I dissent from such a view. There is no such thing as the good ole' days. It is a myth constructed by people with amnesia who have forgotten or have chosen not to remember the problems and perils of earlier days. Allow me to offer some evidence:

-An estimated 20% of American children live in poverty today. More lived in poverty in 1900 and an estimated 20% lived in orphanages because their parents couldn't afford them.

-In the nineteenth century the age of sexual consent in several states was nine or ten.

-In the 1920s, no law required a divorced father to pay child support.

-Near the end of 1943, Life Magazine ran an article on juvenile delinquency which highlighted among other things, teenagers smoking marijuana and teenage girls waiting to be picked up by soldiers. The article states, "Too many Victory Girls believe it is part of patriotism to deny nothing to servicemen."

-At the beginning of the Civil War, there were proportionately as many abortions being performed annually as there are today.

-The murder rate in the 1930s was as high as in the 1980s.

-In the earlier part of the twentieth century, divorce rates were not nearly as high as they are today, but comparatively the rates of desertion and domestic violence were much higher than in the twenty-first century.

-Today approximately two-thirds of Americans do not go to church. In the nineteenth century the percentage was... two-thirds.

-Preacher and theologian Jonathan Edwards was criticized by fellow Christians for being too stuffy when it came to sexual morality.

-In the period of the American Revolution, it was not uncommon for an engaged couple to have sex prior to marriage.

-The child sex slave trade was just as prevalent one hundred years ago as it is today.

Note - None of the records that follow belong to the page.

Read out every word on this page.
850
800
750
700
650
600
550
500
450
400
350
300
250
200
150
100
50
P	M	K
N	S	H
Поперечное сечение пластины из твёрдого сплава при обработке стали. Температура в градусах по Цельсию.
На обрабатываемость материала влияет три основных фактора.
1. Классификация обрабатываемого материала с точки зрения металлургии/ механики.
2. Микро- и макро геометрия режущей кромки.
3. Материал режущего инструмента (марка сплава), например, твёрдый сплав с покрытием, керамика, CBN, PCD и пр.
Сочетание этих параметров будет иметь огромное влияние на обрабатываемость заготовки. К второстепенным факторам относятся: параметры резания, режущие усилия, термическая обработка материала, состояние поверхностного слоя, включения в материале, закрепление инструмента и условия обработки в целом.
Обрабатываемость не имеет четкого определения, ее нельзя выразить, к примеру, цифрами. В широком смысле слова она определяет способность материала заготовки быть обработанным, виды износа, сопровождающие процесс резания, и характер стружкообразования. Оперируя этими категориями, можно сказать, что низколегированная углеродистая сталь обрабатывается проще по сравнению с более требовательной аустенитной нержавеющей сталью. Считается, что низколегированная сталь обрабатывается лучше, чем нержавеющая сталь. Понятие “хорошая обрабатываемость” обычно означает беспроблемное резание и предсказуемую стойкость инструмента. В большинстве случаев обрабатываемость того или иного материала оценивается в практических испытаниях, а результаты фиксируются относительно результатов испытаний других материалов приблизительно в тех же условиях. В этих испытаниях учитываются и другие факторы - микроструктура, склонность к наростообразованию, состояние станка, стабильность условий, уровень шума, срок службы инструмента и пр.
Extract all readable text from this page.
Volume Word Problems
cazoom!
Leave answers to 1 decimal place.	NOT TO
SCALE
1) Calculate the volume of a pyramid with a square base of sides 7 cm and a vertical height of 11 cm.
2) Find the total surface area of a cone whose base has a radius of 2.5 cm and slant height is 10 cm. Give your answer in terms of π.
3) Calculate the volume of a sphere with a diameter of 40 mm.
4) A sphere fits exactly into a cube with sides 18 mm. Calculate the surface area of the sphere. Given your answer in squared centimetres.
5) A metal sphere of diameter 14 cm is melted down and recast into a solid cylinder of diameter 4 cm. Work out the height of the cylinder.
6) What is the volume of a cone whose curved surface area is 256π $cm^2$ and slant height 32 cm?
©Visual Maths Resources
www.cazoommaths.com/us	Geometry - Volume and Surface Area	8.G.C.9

-It is estimated that in the middle of the nineteenth century, there was one prostitute for every 64 men in New York City.

-With all the talk about the problems of health care in the U.S., would anyone prefer the medical practices of 1910? (By the way, the greatest factor for the longer life spans in the developed world today is not the result of today's medicine, but modern methods of sanitation.)

-We talk about pollution today, but one hundred years ago people thought nothing of dumping all kinds of things into streams and lakes and blowing toxic smoke into the air.

-We understandably are concerned about all the additives put in food today, but one hundred and fifty years ago, food poisoning from "all-natural" foods was much more common than it is today.

I could go on and on, but instead I will simply list some sources below where much more information and examples can be obtained.

None of this is to suggest that everybody was wicked and rotten a hundred years ago. There were plenty of good and decent people then as there are now. But we must dispel ourselves of the notion that there was some golden era in American history (or any history for that matter) when all was pure and pristine, wonderful and lovely. Along with that we must also reject the belief that everything is much worse today than it was "back then." This does not mean we should fail to take our problems and challenges seriously, but a little less of "the sky is falling" hysteria would be a good thing... and unfortunately, we have too many "Chicken Littles" cackling around us.